[236] in linux-security and linux-alert archive
Re: LILO hole
daemon@ATHENA.MIT.EDU (Andrew Hughes)
Tue May 16 04:10:44 1995
From: Andrew Hughes <andrewh@muddcs.cs.hmc.edu>
To: jcgreen@fire.com (Jon Green)
Date: Wed, 3 May 1995 10:27:54 -0700 (PDT)
Cc: dblanken@Paranor.pc.cc.cmu.edu, linux-security@tarsier.cv.nrao.edu
In-Reply-To: <199504280320.WAA16509@fire.fire.com> from "Jon Green" at Apr 27, 95 10:20:26 pm
>
> Actually, this is pretty simple to fix. I have this in /etc/inittab:
>
> # Shell to run in single user mode.
> su:S:wait:/sbin/sulogin
>
That's very nice, but it seems to me that this is just another demo of the
fact that if someone can get to your console long enough, they can break
your machine. If you have sulogin and all such, that's very nice, but I'll
bet that 90%+ of the Linux boxes out there can be trivially rebooted with a
floppy, at which point I mount your harddrive and have at it.
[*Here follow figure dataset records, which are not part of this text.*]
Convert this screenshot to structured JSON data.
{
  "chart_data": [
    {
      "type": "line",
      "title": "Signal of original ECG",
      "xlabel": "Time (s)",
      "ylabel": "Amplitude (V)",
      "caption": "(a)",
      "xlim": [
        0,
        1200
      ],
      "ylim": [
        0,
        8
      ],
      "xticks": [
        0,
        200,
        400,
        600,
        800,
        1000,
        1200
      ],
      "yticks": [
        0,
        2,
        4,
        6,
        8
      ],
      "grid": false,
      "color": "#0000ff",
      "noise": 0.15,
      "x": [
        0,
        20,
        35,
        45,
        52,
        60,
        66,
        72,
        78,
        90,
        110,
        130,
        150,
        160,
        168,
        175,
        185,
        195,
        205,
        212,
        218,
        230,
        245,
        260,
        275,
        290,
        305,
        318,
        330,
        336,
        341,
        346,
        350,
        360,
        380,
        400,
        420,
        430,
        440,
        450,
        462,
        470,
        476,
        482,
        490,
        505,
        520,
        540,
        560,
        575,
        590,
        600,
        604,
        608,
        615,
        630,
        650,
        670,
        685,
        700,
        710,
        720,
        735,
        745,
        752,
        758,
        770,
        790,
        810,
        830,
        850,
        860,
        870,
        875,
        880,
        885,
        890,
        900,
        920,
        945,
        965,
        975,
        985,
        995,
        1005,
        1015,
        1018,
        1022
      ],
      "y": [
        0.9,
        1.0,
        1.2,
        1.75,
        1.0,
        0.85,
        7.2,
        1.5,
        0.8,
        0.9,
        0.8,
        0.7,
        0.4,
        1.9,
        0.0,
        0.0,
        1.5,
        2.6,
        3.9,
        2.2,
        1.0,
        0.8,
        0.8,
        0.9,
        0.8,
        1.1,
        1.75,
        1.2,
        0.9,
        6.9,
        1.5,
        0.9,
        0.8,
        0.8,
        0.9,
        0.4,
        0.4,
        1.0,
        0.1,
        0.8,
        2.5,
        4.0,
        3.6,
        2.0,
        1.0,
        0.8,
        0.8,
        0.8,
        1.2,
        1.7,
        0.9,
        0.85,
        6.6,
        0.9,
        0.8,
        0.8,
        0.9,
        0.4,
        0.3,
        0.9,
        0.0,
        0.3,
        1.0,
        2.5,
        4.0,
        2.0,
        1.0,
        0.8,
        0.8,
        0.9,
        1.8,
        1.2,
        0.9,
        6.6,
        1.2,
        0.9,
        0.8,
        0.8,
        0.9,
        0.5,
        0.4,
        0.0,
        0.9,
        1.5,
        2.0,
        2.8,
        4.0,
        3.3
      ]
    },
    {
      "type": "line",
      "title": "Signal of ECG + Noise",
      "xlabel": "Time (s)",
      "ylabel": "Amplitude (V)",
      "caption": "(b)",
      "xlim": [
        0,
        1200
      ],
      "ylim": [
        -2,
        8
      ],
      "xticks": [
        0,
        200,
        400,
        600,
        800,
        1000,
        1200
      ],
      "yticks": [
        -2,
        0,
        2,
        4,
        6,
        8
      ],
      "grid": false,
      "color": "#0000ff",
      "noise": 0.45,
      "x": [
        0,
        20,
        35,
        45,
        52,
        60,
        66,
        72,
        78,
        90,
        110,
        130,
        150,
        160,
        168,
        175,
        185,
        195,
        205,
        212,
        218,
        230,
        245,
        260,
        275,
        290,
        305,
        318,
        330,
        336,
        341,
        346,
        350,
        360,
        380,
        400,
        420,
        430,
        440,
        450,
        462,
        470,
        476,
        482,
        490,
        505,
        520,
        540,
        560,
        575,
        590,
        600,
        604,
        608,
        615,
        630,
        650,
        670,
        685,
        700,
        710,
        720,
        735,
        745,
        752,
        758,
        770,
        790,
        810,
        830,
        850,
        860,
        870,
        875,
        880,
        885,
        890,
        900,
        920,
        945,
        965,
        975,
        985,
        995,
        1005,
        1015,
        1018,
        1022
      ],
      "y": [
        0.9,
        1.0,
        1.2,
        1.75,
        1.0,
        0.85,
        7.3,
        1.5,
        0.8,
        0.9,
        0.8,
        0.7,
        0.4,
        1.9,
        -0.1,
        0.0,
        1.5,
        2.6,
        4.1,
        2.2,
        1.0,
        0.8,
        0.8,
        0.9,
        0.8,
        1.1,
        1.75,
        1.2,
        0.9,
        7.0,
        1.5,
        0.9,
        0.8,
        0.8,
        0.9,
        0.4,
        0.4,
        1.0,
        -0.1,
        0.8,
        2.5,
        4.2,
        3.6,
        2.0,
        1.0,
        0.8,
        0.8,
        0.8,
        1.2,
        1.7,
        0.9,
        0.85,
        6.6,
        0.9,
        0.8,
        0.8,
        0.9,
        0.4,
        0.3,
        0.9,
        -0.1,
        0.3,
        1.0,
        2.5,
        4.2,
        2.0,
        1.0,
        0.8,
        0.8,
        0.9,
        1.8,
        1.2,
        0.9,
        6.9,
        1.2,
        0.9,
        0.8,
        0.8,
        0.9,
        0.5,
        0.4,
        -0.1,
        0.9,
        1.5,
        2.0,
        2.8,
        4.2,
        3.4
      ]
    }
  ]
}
Not really a
hole, just a fact of life. You've got to keep the machine physically secure
from people yuo don't trust.
AndrewH
[Mod: There have been quite a few "beating a dead horse" submissions to
the list regarding things like hacking root by booting from a floppy and
mounting the hard drive. This sort of thing is a well-known
vulnerability with PC's, and though you can try protecting yourself from
it by reordering the boot sequence, adding a BIOS password, etc.,
there's no real *sure-fire* way to protect yourself from people that
have physical access to your machine(s)--it's just an ugly fact. Please
let's let this thread die... --Jeff.]